Dün Şırnak Valiliği, saat 23.00 itibariyle sokağa çıkma yasağı
uygulanacağını ilan eder etmez, mahalleleri hendek kazılarak
YDGH'nin mevzisi haline getirilmiş olan vatandaşlar, dondurucu
soğuğa rağmen alabildikleri eşyalarını alıp yola koyuldular.

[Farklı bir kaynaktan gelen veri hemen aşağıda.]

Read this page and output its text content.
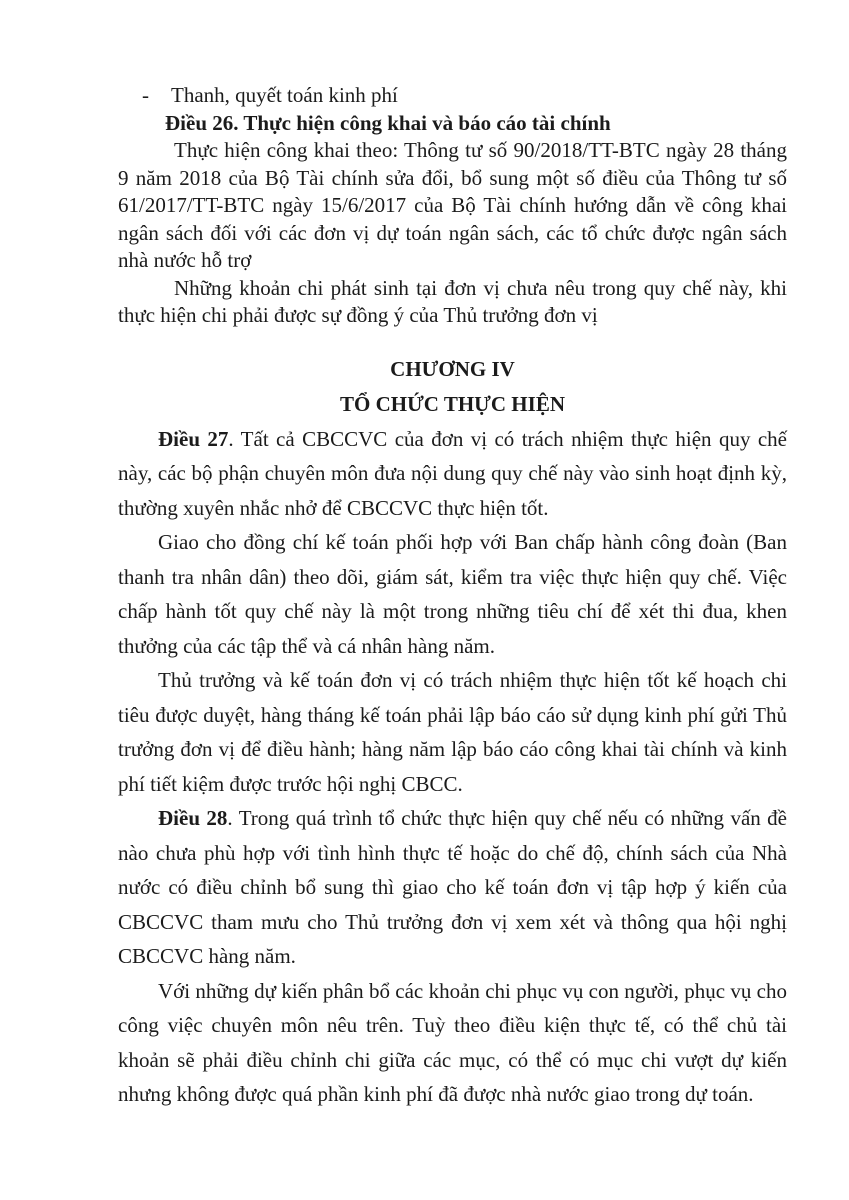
- Thanh, quyết toán kinh phí
Điều 26. Thực hiện công khai và báo cáo tài chính

Thực hiện công khai theo: Thông tư số 90/2018/TT-BTC ngày 28 tháng 9 năm 2018 của Bộ Tài chính sửa đổi, bổ sung một số điều của Thông tư số 61/2017/TT-BTC ngày 15/6/2017 của Bộ Tài chính hướng dẫn về công khai ngân sách đối với các đơn vị dự toán ngân sách, các tổ chức được ngân sách nhà nước hỗ trợ

Những khoản chi phát sinh tại đơn vị chưa nêu trong quy chế này, khi thực hiện chi phải được sự đồng ý của Thủ trưởng đơn vị

CHƯƠNG IV
TỔ CHỨC THỰC HIỆN

Điều 27. Tất cả CBCCVC của đơn vị có trách nhiệm thực hiện quy chế này, các bộ phận chuyên môn đưa nội dung quy chế này vào sinh hoạt định kỳ, thường xuyên nhắc nhở để CBCCVC thực hiện tốt.

Giao cho đồng chí kế toán phối hợp với Ban chấp hành công đoàn (Ban thanh tra nhân dân) theo dõi, giám sát, kiểm tra việc thực hiện quy chế. Việc chấp hành tốt quy chế này là một trong những tiêu chí để xét thi đua, khen thưởng của các tập thể và cá nhân hàng năm.

Thủ trưởng và kế toán đơn vị có trách nhiệm thực hiện tốt kế hoạch chi tiêu được duyệt, hàng tháng kế toán phải lập báo cáo sử dụng kinh phí gửi Thủ trưởng đơn vị để điều hành; hàng năm lập báo cáo công khai tài chính và kinh phí tiết kiệm được trước hội nghị CBCC.

Điều 28. Trong quá trình tổ chức thực hiện quy chế nếu có những vấn đề nào chưa phù hợp với tình hình thực tế hoặc do chế độ, chính sách của Nhà nước có điều chỉnh bổ sung thì giao cho kế toán đơn vị tập hợp ý kiến của CBCCVC tham mưu cho Thủ trưởng đơn vị xem xét và thông qua hội nghị CBCCVC hàng năm.

Với những dự kiến phân bổ các khoản chi phục vụ con người, phục vụ cho công việc chuyên môn nêu trên. Tuỳ theo điều kiện thực tế, có thể chủ tài khoản sẽ phải điều chỉnh chi giữa các mục, có thể có mục chi vượt dự kiến nhưng không được quá phần kinh phí đã được nhà nước giao trong dự toán.
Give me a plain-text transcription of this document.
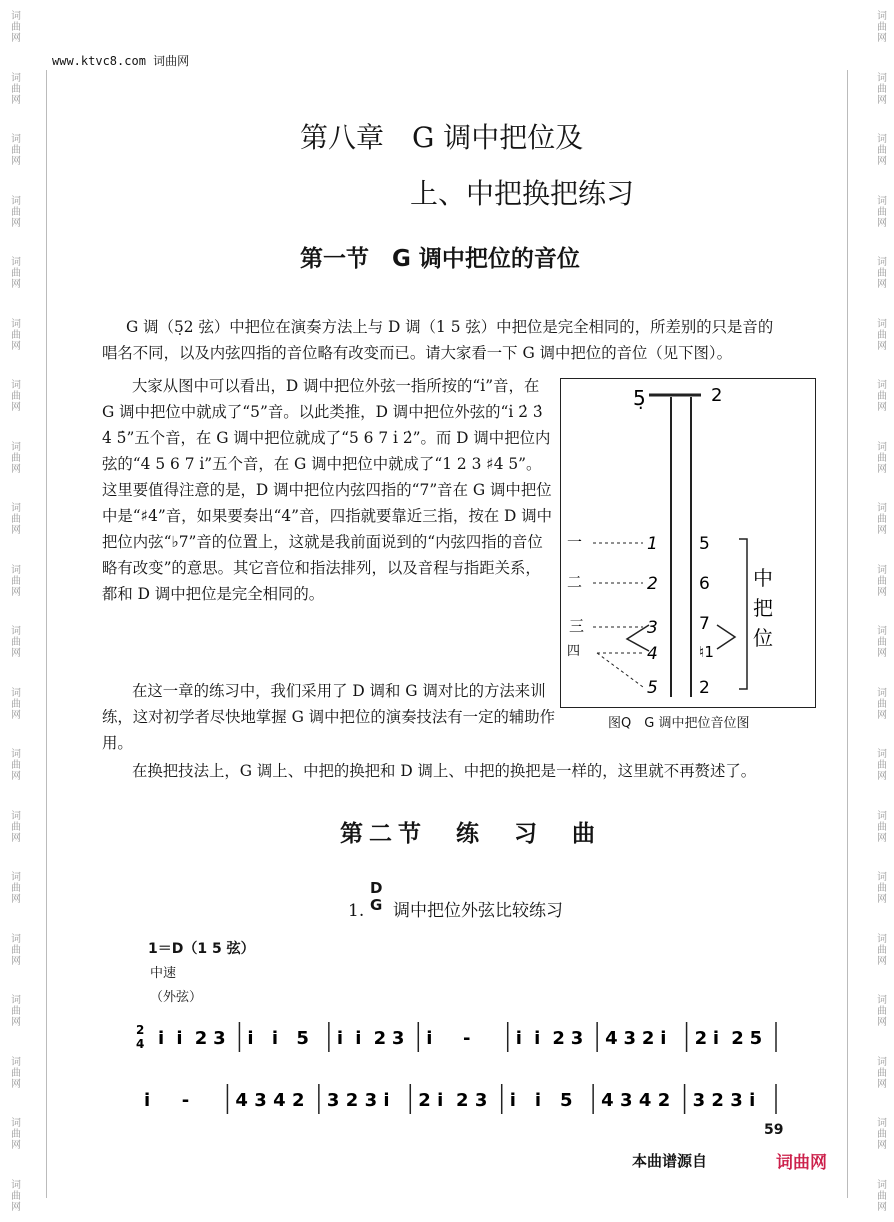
词曲网
词曲网
词曲网
词曲网
词曲网
词曲网
词曲网
词曲网
词曲网
词曲网
词曲网
词曲网
词曲网
词曲网
词曲网
词曲网
词曲网
词曲网
词曲网
词曲网
词曲网
词曲网
词曲网
词曲网
词曲网
词曲网
词曲网
词曲网
词曲网
词曲网
词曲网
词曲网
词曲网
词曲网
词曲网
词曲网
词曲网
词曲网
词曲网
词曲网
www.ktvc8.com 词曲网
第八章　G 调中把位及
上、中把换把练习
第一节　G 调中把位的音位
G 调（5̣2 弦）中把位在演奏方法上与 D 调（1 5 弦）中把位是完全相同的，所差别的只是音的
唱名不同，以及内弦四指的音位略有改变而已。请大家看一下 G 调中把位的音位（见下图）。
大家从图中可以看出，D 调中把位外弦一指所按的“i̇”音，在 G 调中把位中就成了“5”音。以此类推，D 调中把位外弦的“i̇ 2̇ 3̇ 4̇ 5̇”五个音，在 G 调中把位就成了“5 6 7 i̇ 2̇”。而 D 调中把位内弦的“4 5 6 7 i̇”五个音，在 G 调中把位中就成了“1 2 3 ♯4 5”。这里要值得注意的是，D 调中把位内弦四指的“7”音在 G 调中把位中是“♯4”音，如果要奏出“4”音，四指就要靠近三指，按在 D 调中把位内弦“♭7”音的位置上，这就是我前面说到的“内弦四指的音位略有改变”的意思。其它音位和指法排列，以及音程与指距关系，都和 D 调中把位是完全相同的。
在这一章的练习中，我们采用了 D 调和 G 调对比的方法来训练，这对初学者尽快地掌握 G 调中把位的演奏技法有一定的辅助作用。
在换把技法上，G 调上、中把的换把和 D 调上、中把的换把是一样的，这里就不再赘述了。
5̣	2
一
二
三
四
1
2
3
4
5
5
6
7
♮1
2
中
把
位
图Q　G 调中把位音位图
第二节　练　习　曲
1. 调中把位外弦比较练习
D
G
1＝D（1 5 弦）
中速
（外弦）
2
4 i i 2 3 i i 5 i i 2 3 i -	i i 2 3 4 3 2 i 2 i 2 5
i -	4 3 4 2 3 2 3 i 2 i 2 3 i i 5 4 3 4 2 3 2 3 i
59
本曲谱源自	词曲网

PKK'lı teröristler, Nusaybin ve İdil caddelerinde durdurdukları
araçların kontak anahtarlarına el koyarak göç dalgasına yine
bildikleri tek yol olan zorbalıkla engel olmaya çalışsa da, yaya
olarak ilçeyi terk edişler devam etti. Bir insanın evini, yuvasını,
düzenini geride bırakıp yollara düşmesi kolay mı? PKK, hayatı bu
derecede yaşanmaz kıldığı, çoluk çocuk, yaşlı veya kadın demeden
herkesin canını tehlikeye attığı için sivillere göç etmekten başka
bir yol bırakmıyor.
Yine dün, Diyarbakır'da da, her seferinde "halkımız" diye ağzını
doldura doldura konuşan HDP'liler, halklarının barış içinde yaşama
hakkına değil, Kandil'in hendek savaşına cephane taşımakla
meşguldüler. HDP ve DBP çağrısıyla yapılan kontak ve kepenk kapatma
eylemi sayesinde hayat felç oldu. HDP'li belediyeye ait araçlar
çalışmayınca toplu taşıma nerdeyse yapılamadı. Aileler çocuklarını
okula gönderemedi.
Bağlar ve Yenişehir gibi ilçelerde bir araya gelerek, uyarılara
rağmen izinsiz yürüyüş düzenleyen, güvenlik güçlerine taş,
molotofkokteyli ve ses bombalarıyla saldıran gruplara biber gazıyla
müdahale edildi. Bazı göstericiler gözaltına alındı.
O sırada, 'sivil siyasetçi' olan HDP'li vekil Pervin Buldan, aynen
şu cümleleri yazdı ve sosyal medyada paylaştı : "Bırakıp
gitmeyeceksin. Terk etmeyeceksin. Bir gün geri dönmek istersen yüz
bulamayabilirsin..."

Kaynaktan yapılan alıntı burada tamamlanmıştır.